Issues go stale after 90d of inactivity.

Mark the issue as fresh by commenting /remove-lifecycle stale.
Stale issues rot after an additional 30d of inactivity and eventually close.
Exclude this issue from closing by commenting /lifecycle frozen.

If this issue is safe to close now please do so with /close.

/lifecycle stale

openshift-bot on 2 Jun 2020

Stale issues rot after 30d of inactivity.

Mark the issue as fresh by commenting /remove-lifecycle rotten.
Rotten issues close after an additional 30d of inactivity.
Exclude this issue from closing by commenting /lifecycle frozen.

If this issue is safe to close now please do so with /close.

/lifecycle rotten
/remove-lifecycle stale

openshift-bot on 2 Jul 2020

Rotten issues close after 30d of inactivity.

Reopen the issue by commenting /reopen.
Mark the issue as fresh by commenting /remove-lifecycle rotten.
Exclude this issue from closing again by commenting /lifecycle frozen.

/close

openshift-bot on 1 Aug 2020

@openshift-bot: Closing this issue.

In response to this:

Rotten issues close after 30d of inactivity.

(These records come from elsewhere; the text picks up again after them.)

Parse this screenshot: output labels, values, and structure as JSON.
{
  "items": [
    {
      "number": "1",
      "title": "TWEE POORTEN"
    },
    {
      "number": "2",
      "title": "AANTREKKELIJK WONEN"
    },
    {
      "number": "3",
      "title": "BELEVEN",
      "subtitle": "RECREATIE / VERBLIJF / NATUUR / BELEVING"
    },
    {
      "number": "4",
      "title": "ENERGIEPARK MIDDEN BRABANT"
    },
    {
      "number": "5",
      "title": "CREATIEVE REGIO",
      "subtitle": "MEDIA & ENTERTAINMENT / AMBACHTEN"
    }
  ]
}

Reopen the issue by commenting /reopen.
Mark the issue as fresh by commenting /remove-lifecycle rotten.
Exclude this issue from closing again by commenting /lifecycle frozen.

/close

Instructions for interacting with me using PR comments are available here. If you have questions or suggestions related to my behavior, please file an issue against the kubernetes/test-infra repository.